O Ministério da Saúde abriu um concurso para o preenchimento de 606 vagas destinadas a médicos especialistas recém-formados, das quais 447 são para a área hospitalar, 142 para Medicina Geral e Familiar e 17 para Saúde Pública.
De acordo com os despachos publicados na terça-feira em Diário da República, no âmbito da Medicina Geral e Familiar, a Unidade Local de Saúde (ULS) do Estuário do Sado é a que apresenta o maior número de vagas, com 16 postos de trabalho, seguindo-se as ULS de Amadora-Sintra e Leiria, ambas com 12 vagas.
A ULS do Arco Ribeirinho disponibiliza nove vagas para médicos de família, enquanto as ULS do Oeste e da Guarda apresentam oito vagas cada.
Na ULS São José, em Lisboa, estão abertas sete vagas, número idêntico ao da ULS de Trás-os-Montes e Alto Douro. As ULS de Almada-Seixal, Lezíria e Médio Tejo contam com seis vagas cada para esta especialidade.
Com quatro vagas surgem as ULS de Lisboa Ocidental, Santa Maria (Lisboa) e Arrábida (Setúbal).

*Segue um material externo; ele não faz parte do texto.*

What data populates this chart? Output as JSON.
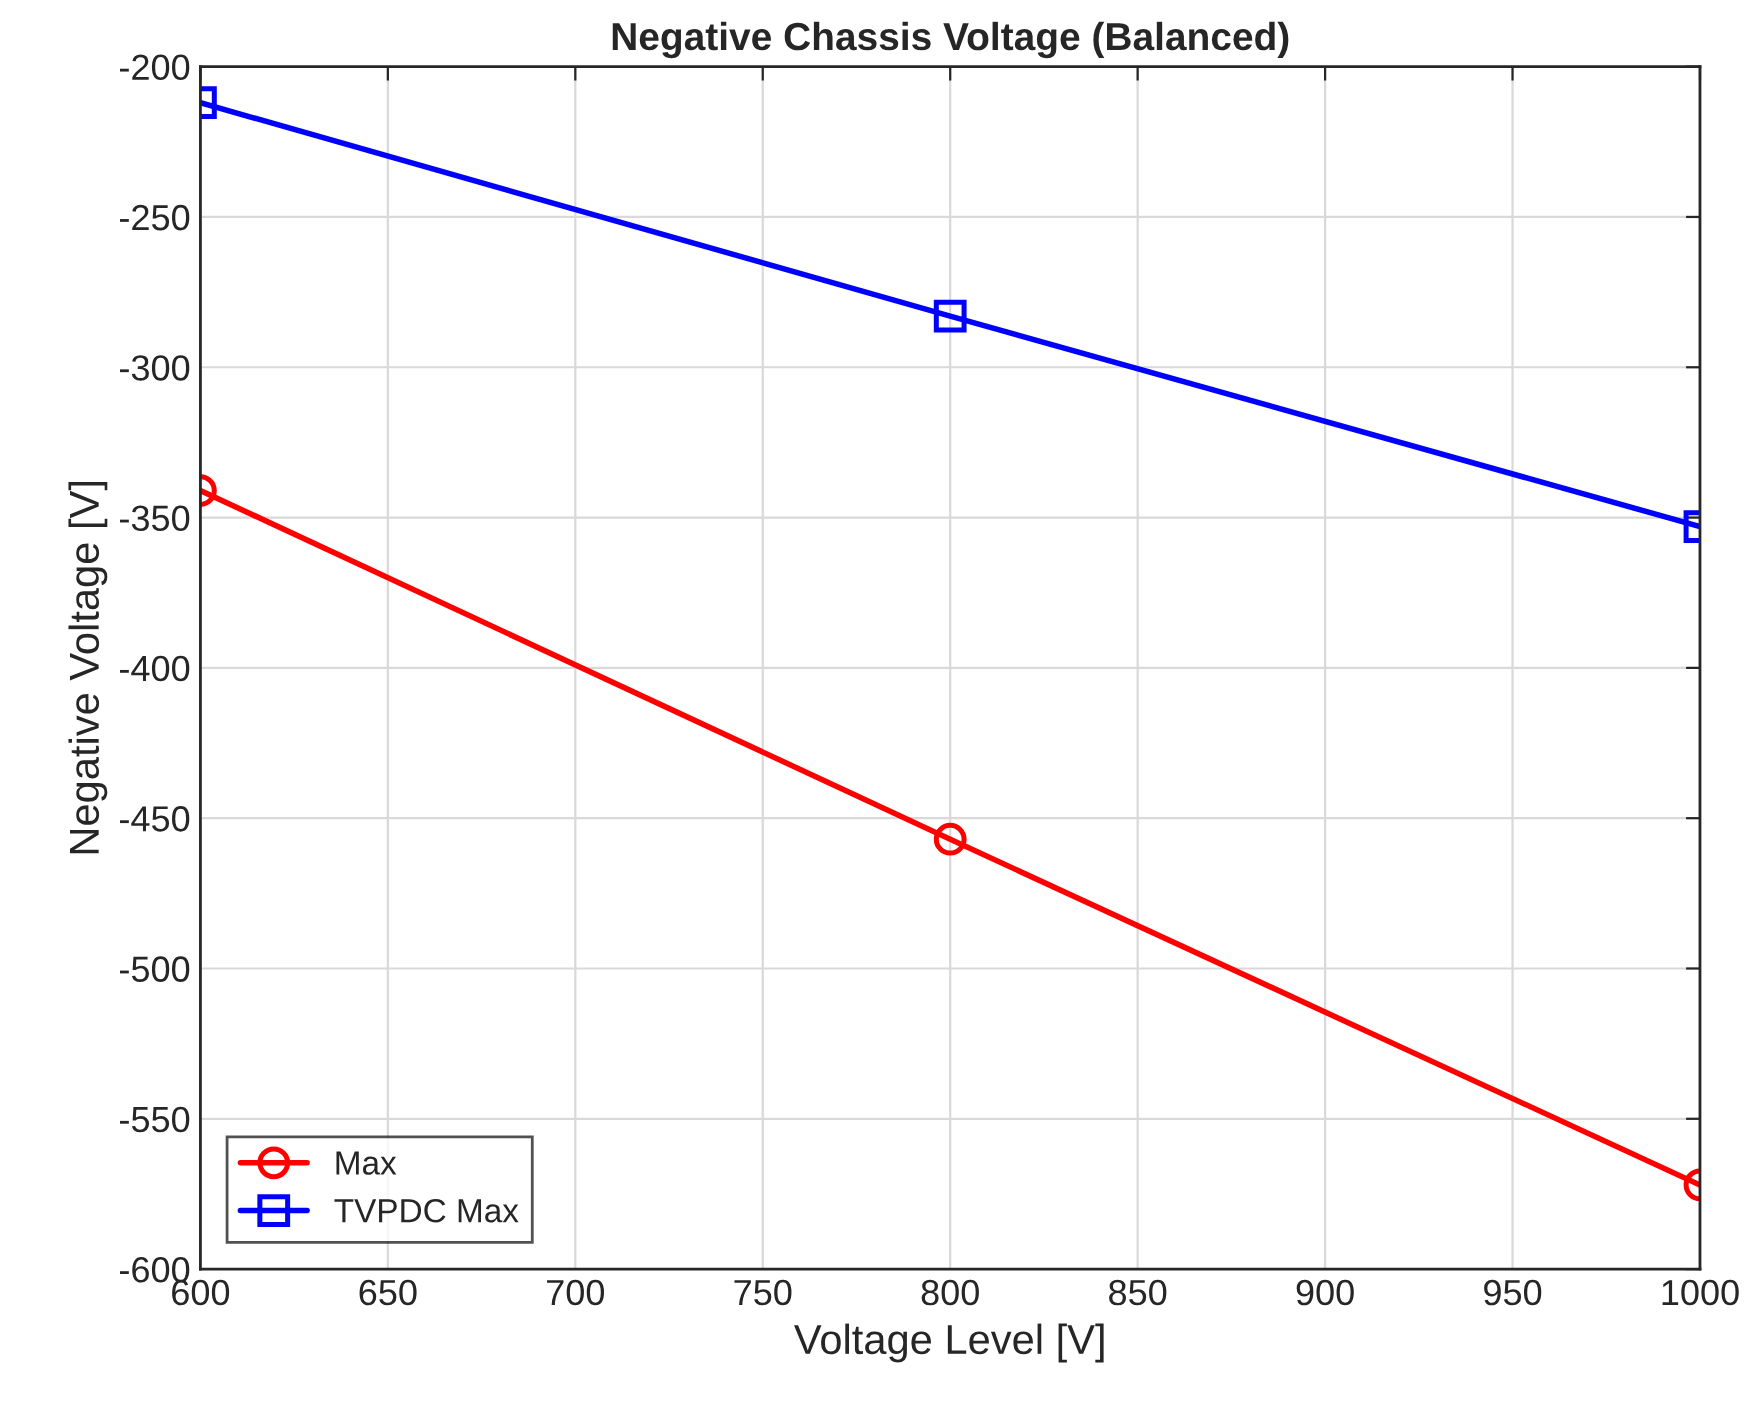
{
  "chart_data": {
    "type": "line",
    "title": "Negative Chassis Voltage (Balanced)",
    "xlabel": "Voltage Level [V]",
    "ylabel": "Negative Voltage [V]",
    "x": [
      600,
      800,
      1000
    ],
    "series": [
      {
        "name": "Max",
        "color": "#ff0000",
        "marker": "circle",
        "values": [
          -341,
          -457,
          -572
        ]
      },
      {
        "name": "TVPDC Max",
        "color": "#0000ff",
        "marker": "square",
        "values": [
          -212,
          -283,
          -353
        ]
      }
    ],
    "xlim": [
      600,
      1000
    ],
    "xticks": [
      600,
      650,
      700,
      750,
      800,
      850,
      900,
      950,
      1000
    ],
    "ylim": [
      -600,
      -200
    ],
    "yticks": [
      -600,
      -550,
      -500,
      -450,
      -400,
      -350,
      -300,
      -250,
      -200
    ],
    "grid": true,
    "legend": "bottom left",
    "line_style": "solid"
  }
}
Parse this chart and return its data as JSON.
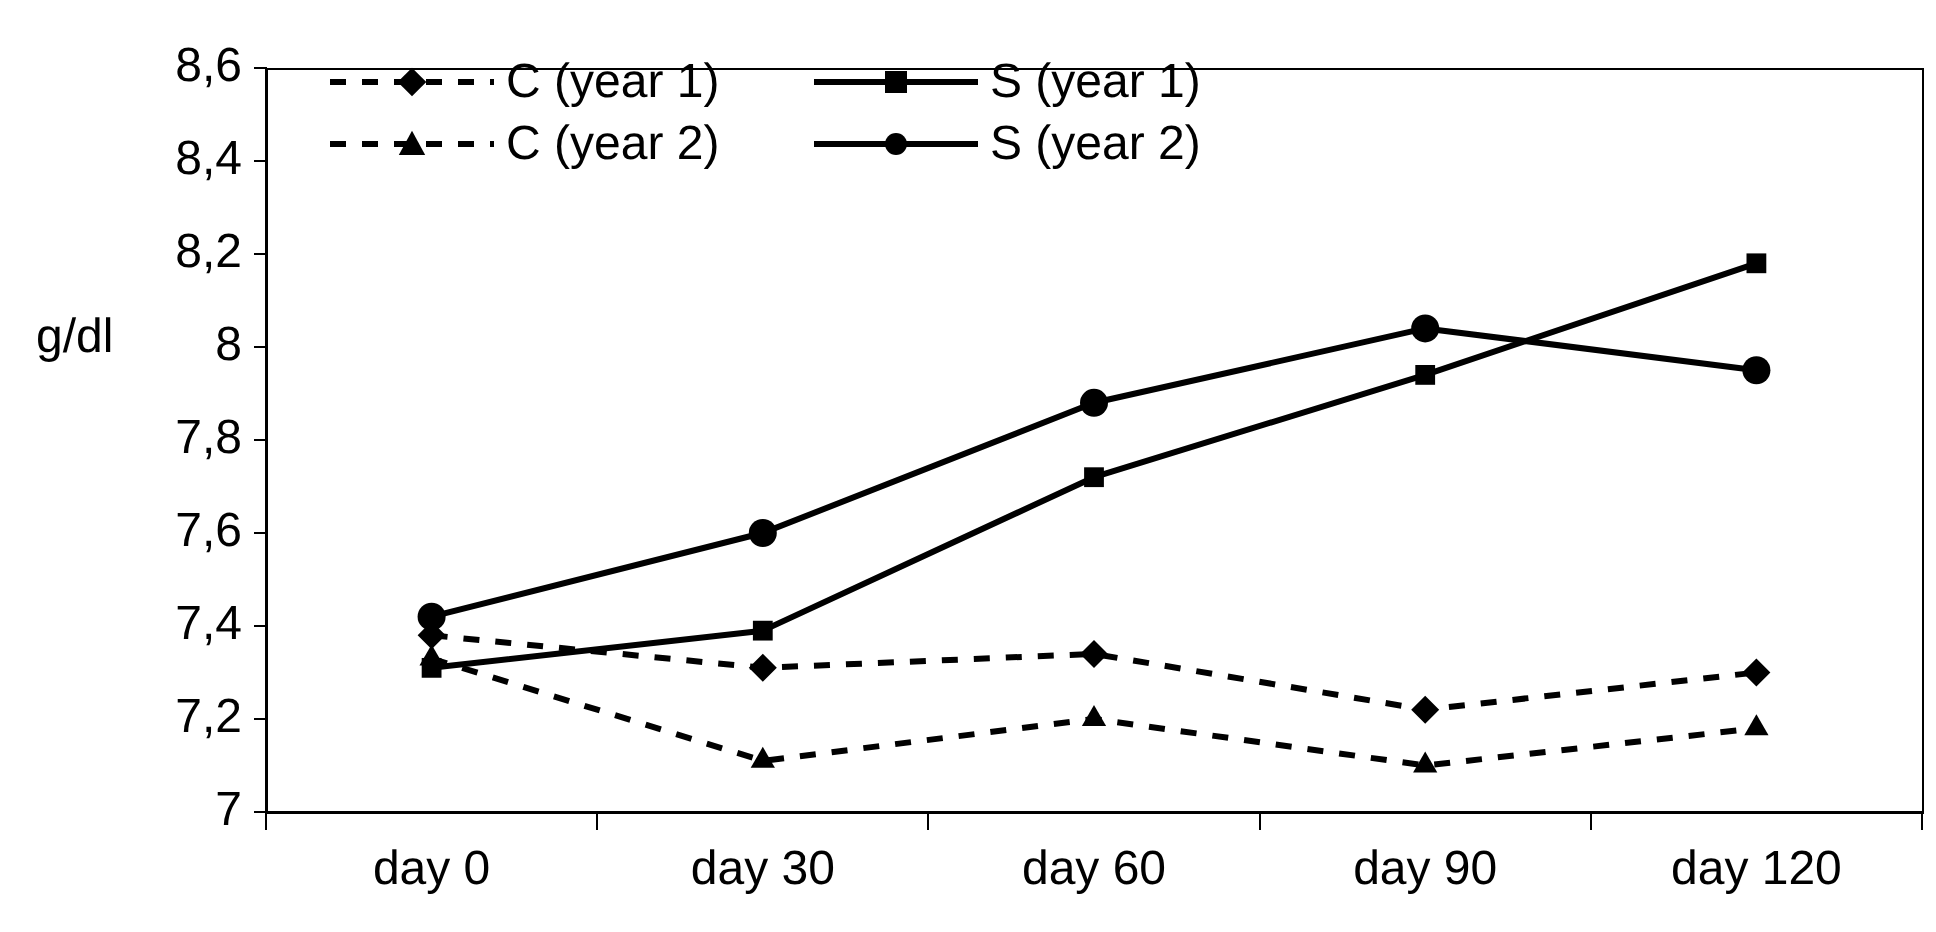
{
  "chart_data": {
    "type": "line",
    "ylabel": "g/dl",
    "categories": [
      "day 0",
      "day 30",
      "day 60",
      "day 90",
      "day 120"
    ],
    "ylim": [
      7,
      8.6
    ],
    "yticks": [
      7,
      {
        "value": 7.2,
        "label": "7,2"
      },
      {
        "value": 7.4,
        "label": "7,4"
      },
      {
        "value": 7.6,
        "label": "7,6"
      },
      {
        "value": 7.8,
        "label": "7,8"
      },
      8,
      {
        "value": 8.2,
        "label": "8,2"
      },
      {
        "value": 8.4,
        "label": "8,4"
      },
      {
        "value": 8.6,
        "label": "8,6"
      }
    ],
    "grid": false,
    "legend": "top left",
    "series": [
      {
        "name": "C (year 1)",
        "color": "#000000",
        "marker": "diamond",
        "line_style": "dashed",
        "values": [
          7.38,
          7.31,
          7.34,
          7.22,
          7.3
        ]
      },
      {
        "name": "S (year 1)",
        "color": "#000000",
        "marker": "square",
        "line_style": "solid",
        "values": [
          7.31,
          7.39,
          7.72,
          7.94,
          8.18
        ]
      },
      {
        "name": "C (year 2)",
        "color": "#000000",
        "marker": "triangle",
        "line_style": "dashed",
        "values": [
          7.33,
          7.11,
          7.2,
          7.1,
          7.18
        ]
      },
      {
        "name": "S (year 2)",
        "color": "#000000",
        "marker": "circle",
        "line_style": "solid",
        "values": [
          7.42,
          7.6,
          7.88,
          8.04,
          7.95
        ]
      }
    ]
  }
}
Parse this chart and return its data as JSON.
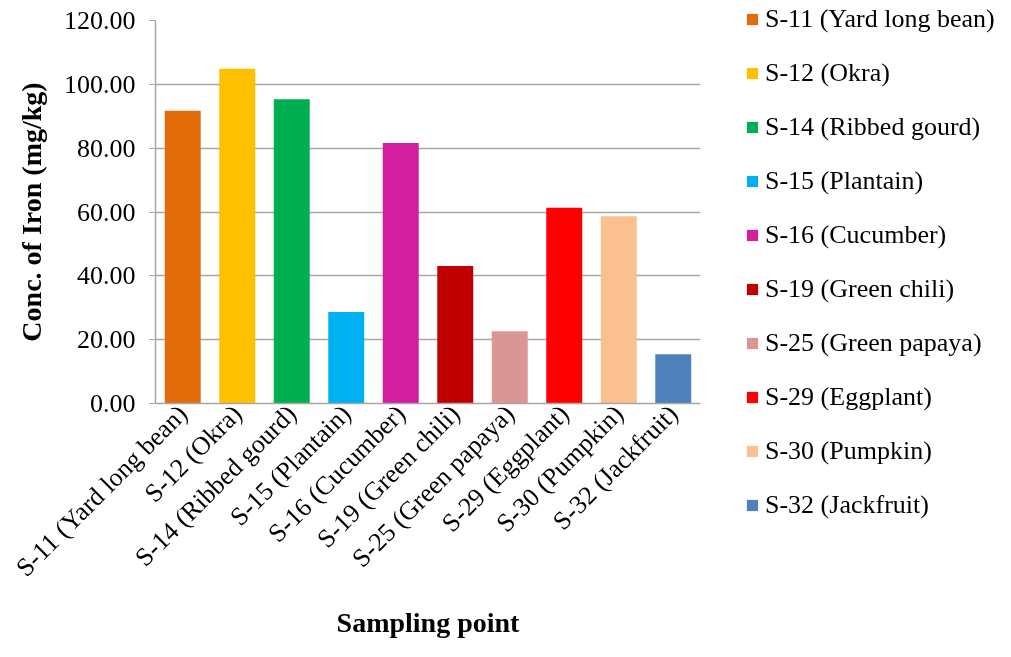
{
  "chart_data": {
    "type": "bar",
    "xlabel": "Sampling point",
    "ylabel": "Conc. of Iron (mg/kg)",
    "categories": [
      "S-11 (Yard long bean)",
      "S-12 (Okra)",
      "S-14 (Ribbed gourd)",
      "S-15 (Plantain)",
      "S-16 (Cucumber)",
      "S-19 (Green chili)",
      "S-25 (Green papaya)",
      "S-29 (Eggplant)",
      "S-30 (Pumpkin)",
      "S-32 (Jackfruit)"
    ],
    "series": [
      {
        "name": "S-11 (Yard long bean)",
        "color": "#e36c0a",
        "values": [
          91.7,
          null,
          null,
          null,
          null,
          null,
          null,
          null,
          null,
          null
        ]
      },
      {
        "name": "S-12 (Okra)",
        "color": "#ffc000",
        "values": [
          null,
          104.9,
          null,
          null,
          null,
          null,
          null,
          null,
          null,
          null
        ]
      },
      {
        "name": "S-14 (Ribbed gourd)",
        "color": "#00b050",
        "values": [
          null,
          null,
          95.3,
          null,
          null,
          null,
          null,
          null,
          null,
          null
        ]
      },
      {
        "name": "S-15 (Plantain)",
        "color": "#00b0f0",
        "values": [
          null,
          null,
          null,
          28.7,
          null,
          null,
          null,
          null,
          null,
          null
        ]
      },
      {
        "name": "S-16 (Cucumber)",
        "color": "#d11f9e",
        "values": [
          null,
          null,
          null,
          null,
          81.6,
          null,
          null,
          null,
          null,
          null
        ]
      },
      {
        "name": "S-19 (Green chili)",
        "color": "#c00000",
        "values": [
          null,
          null,
          null,
          null,
          null,
          43.1,
          null,
          null,
          null,
          null
        ]
      },
      {
        "name": "S-25 (Green papaya)",
        "color": "#da9694",
        "values": [
          null,
          null,
          null,
          null,
          null,
          null,
          22.6,
          null,
          null,
          null
        ]
      },
      {
        "name": "S-29 (Eggplant)",
        "color": "#ff0000",
        "values": [
          null,
          null,
          null,
          null,
          null,
          null,
          null,
          61.3,
          null,
          null
        ]
      },
      {
        "name": "S-30 (Pumpkin)",
        "color": "#fac090",
        "values": [
          null,
          null,
          null,
          null,
          null,
          null,
          null,
          null,
          58.7,
          null
        ]
      },
      {
        "name": "S-32 (Jackfruit)",
        "color": "#4f81bd",
        "values": [
          null,
          null,
          null,
          null,
          null,
          null,
          null,
          null,
          null,
          15.4
        ]
      }
    ],
    "ylim": [
      0,
      120
    ],
    "yticks": [
      {
        "value": 0,
        "label": "0.00"
      },
      {
        "value": 20,
        "label": "20.00"
      },
      {
        "value": 40,
        "label": "40.00"
      },
      {
        "value": 60,
        "label": "60.00"
      },
      {
        "value": 80,
        "label": "80.00"
      },
      {
        "value": 100,
        "label": "100.00"
      },
      {
        "value": 120,
        "label": "120.00"
      }
    ],
    "grid": "y",
    "legend": "right"
  }
}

Na área hospitalar, que concentra 447 vagas, a especialidade com maior número de postos a concurso é Medicina Interna, com 57 vagas, seguida de Ginecologia/Obstetrícia (40), Anestesiologia (32), Psiquiatria (27), Pediatria (26) e Cirurgia Geral (22).
Para a especialidade de Ortopedia foram abertas 17 vagas, enquanto Radiologia e Medicina Intensiva contam com 16 vagas cada. Cardiologia apresenta 15 vagas, Neurologia 13, e Oncologia Médica, Pneumologia e Medicina Física e de Reabilitação têm 12 vagas cada.
Todas as restantes especialidades têm menos de 10 vagas cada para preencher.
As 17 vagas para ocupar na área da Saúde Pública são distribuídas por outras tantas ULS no país (uma por cada).
O despacho, assinado pela ministra da Saúde, Ana Paula Martins, indica que findo o concurso, podem ser autorizadas contratações de pessoal médico sem vínculo ao Serviço Nacional de Saúde, na base da carreira e com contratos de trabalho sem termo, para as vagas que fiquem por ocupar, “desde que os encargos com o recrutamento estejam devidamente cabimentados no respetivo orçamento”.
Para efeitos da atribuição de incentivos, o órgão máximo da entidade de saúde pode proceder, desde que com autorização prévia do membro do Governo responsável pela área da saúde, à realocação de postos de trabalho qualificados como situados em zonas geográficas carenciadas que, à data da publicação do presente despacho, ainda não tenham sido ocupados.
No sábado, o Sindicato Independente dos Médicos (SIM) tinha alertado que os concursos para contratar médicos especialistas recém-formados estavam atrasados, sublinhando que o prazo para colocar mais profissionais nos serviços de saúde públicos tinha terminado na sexta-feira (dia 12), uma vez que as listas de classificação final do processo de avaliação do Internato Médico foram homologadas a 12 de novembro.
Para o SIM, deveria haver uma “disponibilização permanente das vagas” em vez de “modelos concursais rígidos, com janelas temporais limitadas”, que considera não responder às necessidades reais do SNS nem às expectativas dos médicos.
Através da disponibilização permanente das vagas e da abertura integral das necessidades identificadas, o sindicato acredita que haveria “mais oportunidades de contratação e de fixação de médicos”, considera o sindicato.